Liability for financial loss shall be limited to a total of Euro 100,000 per contract.
Any rights to claim for loss of profit are excluded.
In the event of loss of data Contractor shall be liable only for the time and effort required by Customer to recover the data where proper data backups have previously been performed. In the event of slight negligence on the part of Contractor this liability shall be effective only if Customer has performed a proper data backup immediately before the action leading to the loss of data.
Even in case of gross negligence, liability shall be restricted to typical, foreseeable damage.
In case of strict liability for initial impossibility, default or express warranties, Customer's liability shall also be restricted to typical, foreseeable damage.

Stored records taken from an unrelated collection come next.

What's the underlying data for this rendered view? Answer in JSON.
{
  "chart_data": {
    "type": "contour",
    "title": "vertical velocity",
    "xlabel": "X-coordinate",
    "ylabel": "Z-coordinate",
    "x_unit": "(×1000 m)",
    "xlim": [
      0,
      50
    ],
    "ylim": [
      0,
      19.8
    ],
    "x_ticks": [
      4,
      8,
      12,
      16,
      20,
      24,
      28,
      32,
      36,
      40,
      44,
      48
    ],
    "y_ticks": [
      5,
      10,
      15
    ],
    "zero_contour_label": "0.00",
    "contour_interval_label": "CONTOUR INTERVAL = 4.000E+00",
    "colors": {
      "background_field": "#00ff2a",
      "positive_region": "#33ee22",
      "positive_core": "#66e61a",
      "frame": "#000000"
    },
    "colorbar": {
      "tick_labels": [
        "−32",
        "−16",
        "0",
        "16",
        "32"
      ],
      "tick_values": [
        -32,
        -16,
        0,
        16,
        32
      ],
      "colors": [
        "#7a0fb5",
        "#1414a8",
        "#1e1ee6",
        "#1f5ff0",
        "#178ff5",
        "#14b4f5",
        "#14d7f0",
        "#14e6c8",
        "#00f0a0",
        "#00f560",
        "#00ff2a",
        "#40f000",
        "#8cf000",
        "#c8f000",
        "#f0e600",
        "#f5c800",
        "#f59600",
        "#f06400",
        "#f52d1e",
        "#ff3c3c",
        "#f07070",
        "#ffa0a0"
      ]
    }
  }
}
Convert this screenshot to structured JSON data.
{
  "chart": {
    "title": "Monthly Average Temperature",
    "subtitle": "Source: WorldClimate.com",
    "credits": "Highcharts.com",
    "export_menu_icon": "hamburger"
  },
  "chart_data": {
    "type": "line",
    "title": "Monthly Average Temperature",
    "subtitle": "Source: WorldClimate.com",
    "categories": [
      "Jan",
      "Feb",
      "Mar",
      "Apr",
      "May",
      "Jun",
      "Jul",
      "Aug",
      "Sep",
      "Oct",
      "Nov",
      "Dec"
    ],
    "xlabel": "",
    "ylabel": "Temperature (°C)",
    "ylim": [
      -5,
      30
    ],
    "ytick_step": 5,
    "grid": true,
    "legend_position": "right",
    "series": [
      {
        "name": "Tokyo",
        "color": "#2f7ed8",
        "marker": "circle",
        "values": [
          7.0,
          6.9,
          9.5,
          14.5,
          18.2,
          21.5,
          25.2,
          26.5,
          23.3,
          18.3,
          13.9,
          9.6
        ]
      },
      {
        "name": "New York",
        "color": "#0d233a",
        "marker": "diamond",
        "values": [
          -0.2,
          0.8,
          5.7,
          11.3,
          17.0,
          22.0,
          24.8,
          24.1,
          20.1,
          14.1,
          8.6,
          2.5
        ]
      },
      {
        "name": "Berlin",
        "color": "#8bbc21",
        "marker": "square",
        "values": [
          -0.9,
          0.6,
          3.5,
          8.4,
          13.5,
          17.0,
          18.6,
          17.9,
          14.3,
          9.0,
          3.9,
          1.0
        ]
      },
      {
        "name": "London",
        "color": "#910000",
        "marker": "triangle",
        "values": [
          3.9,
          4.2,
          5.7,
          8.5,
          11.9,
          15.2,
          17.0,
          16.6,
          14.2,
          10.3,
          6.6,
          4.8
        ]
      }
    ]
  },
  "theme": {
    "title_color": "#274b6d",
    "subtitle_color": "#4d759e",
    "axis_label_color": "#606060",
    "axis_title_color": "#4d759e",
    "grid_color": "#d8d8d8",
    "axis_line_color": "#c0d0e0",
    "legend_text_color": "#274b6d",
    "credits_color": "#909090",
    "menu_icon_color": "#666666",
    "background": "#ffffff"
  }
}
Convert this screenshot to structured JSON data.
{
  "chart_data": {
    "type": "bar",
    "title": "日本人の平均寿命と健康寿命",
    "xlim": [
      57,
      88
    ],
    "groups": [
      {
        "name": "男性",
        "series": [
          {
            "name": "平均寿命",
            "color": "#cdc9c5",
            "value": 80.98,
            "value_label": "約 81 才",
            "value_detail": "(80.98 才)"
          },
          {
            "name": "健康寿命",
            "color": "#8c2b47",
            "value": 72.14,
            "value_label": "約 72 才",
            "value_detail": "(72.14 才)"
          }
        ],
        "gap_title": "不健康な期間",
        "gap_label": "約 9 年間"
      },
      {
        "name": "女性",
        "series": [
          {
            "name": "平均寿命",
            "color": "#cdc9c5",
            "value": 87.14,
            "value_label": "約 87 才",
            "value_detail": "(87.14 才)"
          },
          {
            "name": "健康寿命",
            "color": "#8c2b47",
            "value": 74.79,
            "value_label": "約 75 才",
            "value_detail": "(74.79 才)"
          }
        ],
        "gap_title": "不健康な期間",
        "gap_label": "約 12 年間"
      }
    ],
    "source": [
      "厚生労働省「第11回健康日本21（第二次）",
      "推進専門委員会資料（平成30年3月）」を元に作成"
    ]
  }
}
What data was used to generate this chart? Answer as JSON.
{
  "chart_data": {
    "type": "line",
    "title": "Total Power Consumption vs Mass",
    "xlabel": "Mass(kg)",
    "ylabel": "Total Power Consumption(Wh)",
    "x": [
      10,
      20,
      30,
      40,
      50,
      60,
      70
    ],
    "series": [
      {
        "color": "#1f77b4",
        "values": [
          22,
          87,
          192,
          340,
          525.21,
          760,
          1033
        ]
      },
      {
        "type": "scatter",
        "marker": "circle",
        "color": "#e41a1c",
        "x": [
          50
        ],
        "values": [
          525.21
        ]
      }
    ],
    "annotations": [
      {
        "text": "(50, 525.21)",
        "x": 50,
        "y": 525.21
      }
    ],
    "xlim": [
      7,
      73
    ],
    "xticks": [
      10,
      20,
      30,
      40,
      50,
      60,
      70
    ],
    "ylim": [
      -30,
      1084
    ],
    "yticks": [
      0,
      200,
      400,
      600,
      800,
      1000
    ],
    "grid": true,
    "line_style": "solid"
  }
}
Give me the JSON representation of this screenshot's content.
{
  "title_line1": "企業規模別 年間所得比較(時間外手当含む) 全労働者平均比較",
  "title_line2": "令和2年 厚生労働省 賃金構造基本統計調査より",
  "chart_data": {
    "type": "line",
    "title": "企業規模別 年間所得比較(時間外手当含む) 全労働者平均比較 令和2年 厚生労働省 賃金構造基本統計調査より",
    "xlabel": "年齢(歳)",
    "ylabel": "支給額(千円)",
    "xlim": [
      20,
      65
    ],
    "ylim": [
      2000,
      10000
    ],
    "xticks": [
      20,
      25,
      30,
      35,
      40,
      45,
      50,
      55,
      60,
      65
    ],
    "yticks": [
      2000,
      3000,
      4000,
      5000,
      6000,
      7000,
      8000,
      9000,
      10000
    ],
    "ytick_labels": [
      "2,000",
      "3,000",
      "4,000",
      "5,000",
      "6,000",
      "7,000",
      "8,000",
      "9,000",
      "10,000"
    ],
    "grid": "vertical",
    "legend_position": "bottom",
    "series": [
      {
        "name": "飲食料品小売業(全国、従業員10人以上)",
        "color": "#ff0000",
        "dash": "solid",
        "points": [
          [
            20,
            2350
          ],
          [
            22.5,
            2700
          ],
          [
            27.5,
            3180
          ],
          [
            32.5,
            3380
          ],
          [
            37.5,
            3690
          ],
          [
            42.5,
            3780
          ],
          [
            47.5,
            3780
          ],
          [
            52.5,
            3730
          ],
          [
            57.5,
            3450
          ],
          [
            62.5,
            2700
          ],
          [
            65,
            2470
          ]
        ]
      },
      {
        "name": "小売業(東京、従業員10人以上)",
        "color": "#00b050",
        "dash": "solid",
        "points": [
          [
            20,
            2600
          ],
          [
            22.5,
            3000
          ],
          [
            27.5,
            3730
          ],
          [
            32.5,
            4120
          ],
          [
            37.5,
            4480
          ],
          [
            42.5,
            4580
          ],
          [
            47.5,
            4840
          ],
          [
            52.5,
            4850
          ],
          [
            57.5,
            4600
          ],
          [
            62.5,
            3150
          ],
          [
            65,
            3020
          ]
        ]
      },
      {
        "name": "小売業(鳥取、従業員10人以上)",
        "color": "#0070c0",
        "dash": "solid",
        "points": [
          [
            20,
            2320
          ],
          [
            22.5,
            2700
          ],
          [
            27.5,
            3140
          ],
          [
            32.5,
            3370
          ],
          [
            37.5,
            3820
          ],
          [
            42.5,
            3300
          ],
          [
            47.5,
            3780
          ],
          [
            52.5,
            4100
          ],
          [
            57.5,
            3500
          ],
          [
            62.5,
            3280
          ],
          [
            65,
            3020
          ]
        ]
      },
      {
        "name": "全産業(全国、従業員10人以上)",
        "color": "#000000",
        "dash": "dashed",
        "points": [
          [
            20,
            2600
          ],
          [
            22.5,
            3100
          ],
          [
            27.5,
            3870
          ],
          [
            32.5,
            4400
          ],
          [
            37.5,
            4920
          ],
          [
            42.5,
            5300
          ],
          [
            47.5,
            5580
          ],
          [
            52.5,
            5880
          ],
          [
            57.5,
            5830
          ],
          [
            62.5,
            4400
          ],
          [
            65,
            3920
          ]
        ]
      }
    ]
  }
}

The liability regarding the above shall also be limited.
The limitations of liability in accordance with Clause 8.2 shall not apply in case of willful acts, in case of injury to life, limb or health or in cases involving the application of the Product Liability Act (Produkthaftungsgesetz).
Any claims in accordance with Clauses 7 or 8 shall expire within 2 years of knowledge, however not later than 8 years of full completion of the services or premature termination of the contract.
Customer shall be entitled to set-off only if customer's claims are undisputed or recognized by final legal judgment.
§11 Data Protection, Confidentiality, Security
Customer shall ensure that Contractor is duly made aware of any relevant facts in addition to those required under the provisions of law, knowledge of which is necessary for the Contractor for reasons of data protect and confidentiality.
Except as otherwise agreed, Customer shall make sure to delete sensitive data prior to delivery of the relevant data medium to Contractor.
Contractor shall ensure that all persons assigned by Contractor for the handling or performance of the contract shall observe the provisions of law related to data protection. The obligation to maintain data confidentiality as required under data protection laws shall be undertaken no later than before initial performance of the services, proof of which shall be submitted to Customer at Customer's request.
Customer and Contractor undertake to keep confidential all information and trade and business secrets received under or in connection with the contract and not to disclose such information or trade or business secrets to third parties.
Unless any other additional form has been agreed, the contract and any amendments thereto and all representations made under the contract shall be made in writing. The same shall also apply to any waiver of this requirement of the written form.
§13 Applicable Law
The laws of the Federal Republic of Germany shall apply to the exclusion of the United Nations Convention on Contracts for the International Sale of Goods (CISG).
If any provision of the contract is ineffective, this shall not affect the effectiveness of the remaining provisions. The parties to the contract shall cooperate to replace any ineffective provision with a provision which reflects as closely as possible the original intention of the ineffective provisions.
§15 Jurisdiction, Place of Performance
The place of performance for all obligations arising under the contract shall be München, Germany. The place of jurisdiction for all disputes arising from the contract shall be München, Germany insofar as the requirements for an effective agreement on jurisdiction have been met (full merchants or legal entities under public law). Contractor shall also be entitled to bring legal action at principal seat of Customer.